AppleCrate Polyphonic Music Synthesizer
Michael J. Mahon - April 30,
Revised - July 21, 2005
Revised - February 6, 2009
After I constructed and tested the AppleCrate I, a parallel computer made of eight Apple //e's, I wrote several test programs and demonstrations, but did not have a real "application" that used its parallel computing capabilities to produce a useful result.
Some conversations with other Apple II enthusiasts, particularly Simon Williams and Patrick Collins, led me to consider whether the sound producing technology of DAC522 first exploited in Sound Editor v2.2 could be usefully adapted to the AppleCrate.
Since the synthesizer was initially written, I have constructed a 17-processor AppleCrate II, that uses an updated version of the program to create 16-voice music (WhenIm64.mp3). This new version of CRATE.SYNTH also exploits the new broadcast data command of NadaNet 3.0 to achieve much faster loading of SYNTH code and voices.

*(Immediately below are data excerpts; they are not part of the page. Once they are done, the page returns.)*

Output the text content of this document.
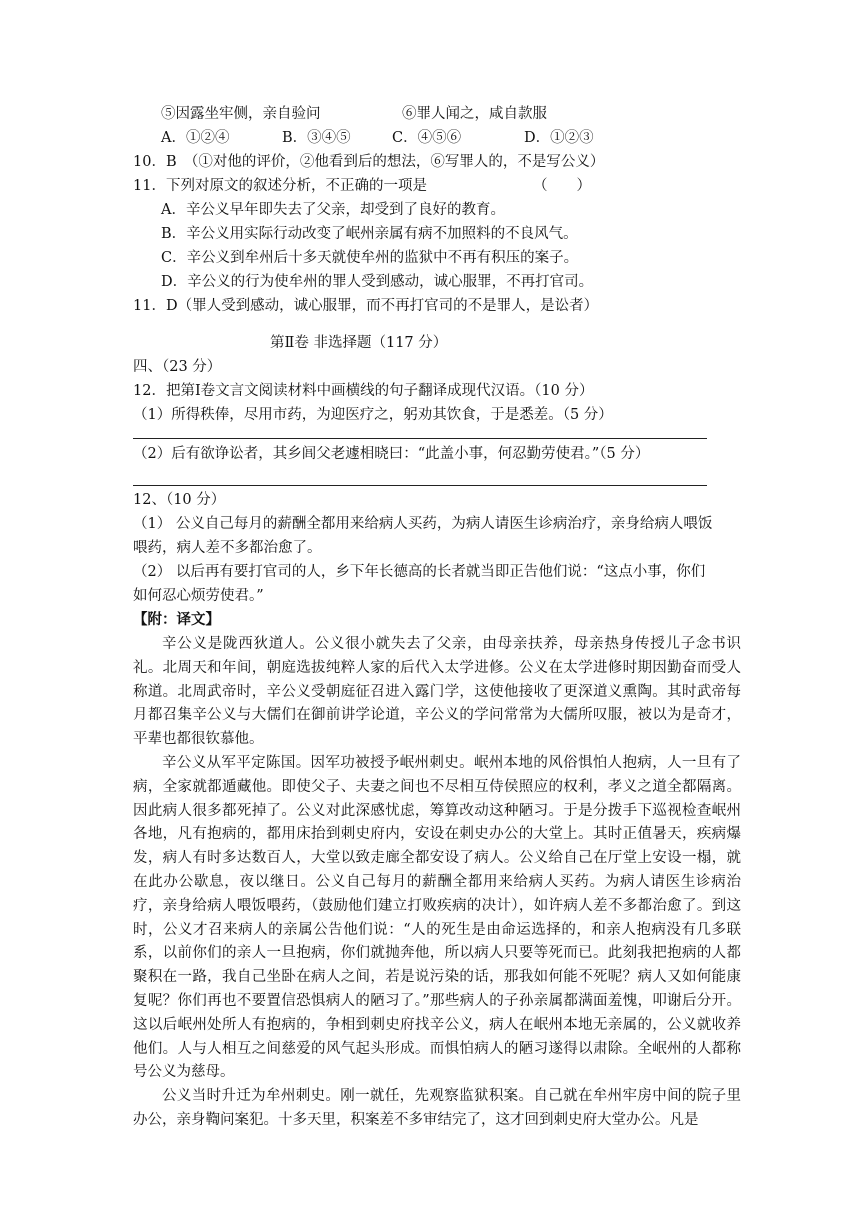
⑤因露坐牢侧，亲自验问	⑥罪人闻之，咸自款服
A．①②④	B．③④⑤	C．④⑤⑥	D．①②③
10．B　（①对他的评价，②他看到后的想法，⑥写罪人的，不是写公义）
11．下列对原文的叙述分析，不正确的一项是	（　　）
A．辛公义早年即失去了父亲，却受到了良好的教育。
B．辛公义用实际行动改变了岷州亲属有病不加照料的不良风气。
C．辛公义到牟州后十多天就使牟州的监狱中不再有积压的案子。
D．辛公义的行为使牟州的罪人受到感动，诚心服罪，不再打官司。
11．D（罪人受到感动，诚心服罪，而不再打官司的不是罪人，是讼者）
第Ⅱ卷 非选择题（117 分）
四、（23 分）
12．把第Ⅰ卷文言文阅读材料中画横线的句子翻译成现代汉语。（10 分）
（1）所得秩俸，尽用市药，为迎医疗之，躬劝其饮食，于是悉差。（5 分）
（2）后有欲诤讼者，其乡闾父老遽相晓曰：“此盖小事，何忍勤劳使君。”（5 分）
12、（10 分）
（1） 公义自己每月的薪酬全都用来给病人买药，为病人请医生诊病治疗，亲身给病人喂饭
喂药，病人差不多都治愈了。
（2） 以后再有要打官司的人，乡下年长德高的长者就当即正告他们说：“这点小事，你们
如何忍心烦劳使君。”
【附：译文】

辛公义是陇西狄道人。公义很小就失去了父亲，由母亲扶养，母亲热身传授儿子念书识礼。北周天和年间，朝庭选拔纯粹人家的后代入太学进修。公义在太学进修时期因勤奋而受人称道。北周武帝时，辛公义受朝庭征召进入露门学，这使他接收了更深道义熏陶。其时武帝每月都召集辛公义与大儒们在御前讲学论道，辛公义的学问常常为大儒所叹服，被以为是奇才，平辈也都很钦慕他。

辛公义从军平定陈国。因军功被授予岷州刺史。岷州本地的风俗惧怕人抱病，人一旦有了病，全家就都遁藏他。即使父子、夫妻之间也不尽相互侍侯照应的权利，孝义之道全都隔离。因此病人很多都死掉了。公义对此深感忧虑，筹算改动这种陋习。于是分拨手下巡视检查岷州各地，凡有抱病的，都用床抬到刺史府内，安设在刺史办公的大堂上。其时正值暑天，疾病爆发，病人有时多达数百人，大堂以致走廊全都安设了病人。公义给自己在厅堂上安设一榻，就在此办公歇息，夜以继日。公义自己每月的薪酬全都用来给病人买药。为病人请医生诊病治疗，亲身给病人喂饭喂药，（鼓励他们建立打败疾病的决计），如许病人差不多都治愈了。到这时，公义才召来病人的亲属公告他们说：“人的死生是由命运选择的，和亲人抱病没有几多联系，以前你们的亲人一旦抱病，你们就抛奔他，所以病人只要等死而已。此刻我把抱病的人都聚积在一路，我自己坐卧在病人之间，若是说污染的话，那我如何能不死呢？病人又如何能康复呢？你们再也不要置信恐惧病人的陋习了。”那些病人的子孙亲属都满面羞愧，叩谢后分开。这以后岷州处所人有抱病的，争相到刺史府找辛公义，病人在岷州本地无亲属的，公义就收养他们。人与人相互之间慈爱的风气起头形成。而惧怕病人的陋习遂得以肃除。全岷州的人都称号公义为慈母。

公义当时升迁为牟州刺史。刚一就任，先观察监狱积案。自己就在牟州牢房中间的院子里办公，亲身鞫问案犯。十多天里，积案差不多审结完了，这才回到刺史府大堂办公。凡是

DAC522 is a software digital-to-analog converter for the Apple II that plays a stream of 11.025kHz sound samples through the 1-bit Apple speaker port using a pulse-width modulated (PWM) stream at a pulse rate of 22.05kHz, or two pulses per sample. The 22kHz pulse rate renders the pulses themselves virtually inaudible to human ears, but the average output, changed by varying the pulse width in proportion to sample values, reproduces the sampled sound to a precision of 5 bits. Since the period of a 22kHz pulse is 46 Apple II clock cycles, and the Apple II can only create pulse edges to one cycle resolution, at most 32 distinct pulse widths, or 5 bits of precision, can be produced using equal pulses.
DAC522 is a set of pulse generators, each of which generates two pulses with phase and width controlled to one cycle accuracy, while fetching the next sample of a stream, testing for the end of the stream, computing the generator corresponding to the next sample, and vectoring to the selected generator. This process continues at a rate of 11kHz until the entire sample stream has been played, when DAC522 returns to its caller.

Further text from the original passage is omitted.